Written by: Leo Almazora, Shared by: www.wealthprofessional.ca
The acceptance of ESG factors as a factor behind long-term investment performance has approached critical mass in the past year, leading more investors to ask companies for non-financial information. But as it turns out, getting the answers they want isn’t so easy.
In its newly released Climate Change and Sustainability Services Survey, global consulting firm EY found that 97% of institutional investors say they conduct an evaluation of target companies’ nonfinancial disclosures, including 65% who usually perform informal reviews of nonfinancial disclosures and 32% who perform a structured, methodical evaluation. Overall, it represented a nearly 20% increase over 2017.
"Investors have a more sophisticated understanding of the positive link between a business' environmental, social and governance (ESG) impact and their financial performance," said Thibaut Millet, EY Canada Climate Change and Sustainability Services Leader. “Nonfinancial information is playing a pivotal role in investment decision-making, and will increasingly continue to weigh on Canadian investor minds as they take a step back to focus on a business' value creation to sustain long-term growth.”
A similarly overwhelming majority (96%) said that such information has either occasionally (62%) or frequently (34%) been pivotal in their investment decision-making. And in the event of a market downturn or correction, 89% believed that ESG and nonfinancial information will become either much or somewhat more valuable, suggesting that they see it as a way to get downside risk protection.

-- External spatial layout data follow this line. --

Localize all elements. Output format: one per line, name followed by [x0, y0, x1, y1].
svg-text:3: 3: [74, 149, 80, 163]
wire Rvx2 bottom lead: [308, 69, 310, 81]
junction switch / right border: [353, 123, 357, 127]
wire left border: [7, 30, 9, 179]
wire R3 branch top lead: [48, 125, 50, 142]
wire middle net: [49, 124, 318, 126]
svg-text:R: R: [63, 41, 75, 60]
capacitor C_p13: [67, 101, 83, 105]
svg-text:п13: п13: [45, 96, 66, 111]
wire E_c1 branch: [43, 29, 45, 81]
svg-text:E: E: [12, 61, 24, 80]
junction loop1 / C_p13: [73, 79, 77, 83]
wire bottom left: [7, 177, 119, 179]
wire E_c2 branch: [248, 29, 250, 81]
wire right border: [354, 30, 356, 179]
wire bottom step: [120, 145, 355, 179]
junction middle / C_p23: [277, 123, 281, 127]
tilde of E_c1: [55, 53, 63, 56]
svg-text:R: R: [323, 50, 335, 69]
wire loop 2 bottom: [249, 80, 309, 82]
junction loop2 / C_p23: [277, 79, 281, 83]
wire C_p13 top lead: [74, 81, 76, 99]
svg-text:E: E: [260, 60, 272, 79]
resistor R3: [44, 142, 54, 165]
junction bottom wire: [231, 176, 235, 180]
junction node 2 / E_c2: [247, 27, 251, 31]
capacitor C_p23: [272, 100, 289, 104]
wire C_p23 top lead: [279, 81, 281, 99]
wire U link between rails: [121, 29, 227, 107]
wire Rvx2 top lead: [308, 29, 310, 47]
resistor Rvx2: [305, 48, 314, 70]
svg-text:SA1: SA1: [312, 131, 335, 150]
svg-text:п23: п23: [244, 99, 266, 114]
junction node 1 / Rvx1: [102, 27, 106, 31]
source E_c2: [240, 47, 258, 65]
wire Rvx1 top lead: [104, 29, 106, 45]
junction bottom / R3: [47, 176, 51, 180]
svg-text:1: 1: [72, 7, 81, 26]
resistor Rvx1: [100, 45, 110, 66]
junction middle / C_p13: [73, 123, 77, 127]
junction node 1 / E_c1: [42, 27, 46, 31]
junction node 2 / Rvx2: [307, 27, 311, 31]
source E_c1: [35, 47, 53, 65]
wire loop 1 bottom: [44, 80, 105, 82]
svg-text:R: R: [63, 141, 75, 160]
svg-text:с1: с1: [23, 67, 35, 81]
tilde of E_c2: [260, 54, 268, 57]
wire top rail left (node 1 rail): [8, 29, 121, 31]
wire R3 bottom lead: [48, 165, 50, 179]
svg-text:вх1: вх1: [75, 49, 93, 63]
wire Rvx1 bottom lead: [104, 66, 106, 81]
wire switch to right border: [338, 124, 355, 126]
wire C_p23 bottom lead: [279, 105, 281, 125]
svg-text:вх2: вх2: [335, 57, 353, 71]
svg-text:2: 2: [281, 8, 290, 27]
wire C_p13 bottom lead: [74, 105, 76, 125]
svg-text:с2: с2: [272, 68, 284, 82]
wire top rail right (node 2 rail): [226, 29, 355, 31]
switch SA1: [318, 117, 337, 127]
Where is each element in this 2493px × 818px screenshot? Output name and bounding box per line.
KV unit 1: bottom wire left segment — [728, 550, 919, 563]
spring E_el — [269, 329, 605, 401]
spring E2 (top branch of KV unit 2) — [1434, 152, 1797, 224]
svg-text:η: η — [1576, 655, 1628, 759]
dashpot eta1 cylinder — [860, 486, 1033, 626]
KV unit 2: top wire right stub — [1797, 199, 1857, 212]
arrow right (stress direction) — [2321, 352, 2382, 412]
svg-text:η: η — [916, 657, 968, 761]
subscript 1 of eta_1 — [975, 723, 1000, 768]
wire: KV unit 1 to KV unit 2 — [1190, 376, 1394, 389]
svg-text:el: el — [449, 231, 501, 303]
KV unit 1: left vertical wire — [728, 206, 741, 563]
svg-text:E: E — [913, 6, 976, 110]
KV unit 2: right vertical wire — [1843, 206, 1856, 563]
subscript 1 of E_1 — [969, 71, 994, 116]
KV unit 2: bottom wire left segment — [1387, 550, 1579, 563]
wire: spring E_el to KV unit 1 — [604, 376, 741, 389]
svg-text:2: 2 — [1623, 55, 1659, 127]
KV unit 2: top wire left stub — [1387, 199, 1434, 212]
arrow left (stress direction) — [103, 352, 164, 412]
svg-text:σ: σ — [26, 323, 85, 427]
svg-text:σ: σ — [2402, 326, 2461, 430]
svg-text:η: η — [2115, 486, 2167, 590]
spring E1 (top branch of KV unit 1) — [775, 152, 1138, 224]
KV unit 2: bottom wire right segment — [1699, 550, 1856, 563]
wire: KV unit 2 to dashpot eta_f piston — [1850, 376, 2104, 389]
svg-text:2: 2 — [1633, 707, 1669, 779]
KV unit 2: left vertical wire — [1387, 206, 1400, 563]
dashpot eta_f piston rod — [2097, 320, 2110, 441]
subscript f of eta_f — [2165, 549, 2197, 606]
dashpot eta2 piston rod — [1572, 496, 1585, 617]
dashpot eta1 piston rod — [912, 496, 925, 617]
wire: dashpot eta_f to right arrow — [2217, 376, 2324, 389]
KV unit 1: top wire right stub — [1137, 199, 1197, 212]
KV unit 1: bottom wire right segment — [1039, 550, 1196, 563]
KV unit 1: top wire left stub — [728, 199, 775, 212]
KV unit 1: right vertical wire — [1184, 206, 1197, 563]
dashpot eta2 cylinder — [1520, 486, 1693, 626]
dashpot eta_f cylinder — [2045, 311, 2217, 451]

In what kinds of investment evaluations were investors more likely to weigh nonfinancial information? Investors said they were more likely to occasionally or frequently consider such information when adjusting valuation for risk (70%), examining industry dynamics and regulation (63%), and when reviewing investment results (61%).
But in spite of the growing dependence on information that goes beyond ESG scoring — integrated reports and annual reports were both cited by a 94% majority as an either useful or essential source of nonfinancial information — over half of the respondents (56%) say that nonfinancial company disclosures are either not available or not adequate to meaningfully compare with other companies.
“Many organizations have taken an active role in disclosing what policies and practices are in place, but what's often missing are measures of accountability,” Millet said. “Investors no longer want to know what the company is doing, but how they're doing it – and how their ESG impact stacks up against others.”
To make that happen, Millet said, there have to be better accounting standards for nonfinancial information that enables standardized data and consistent metrics cross-industry. While 70% of institutional investors agreed that national regulators are in the best position to spearhead efforts to close the existing gap, the report also suggested a role for trade groups in defining material sustainability disclosures that are relevant to their industry.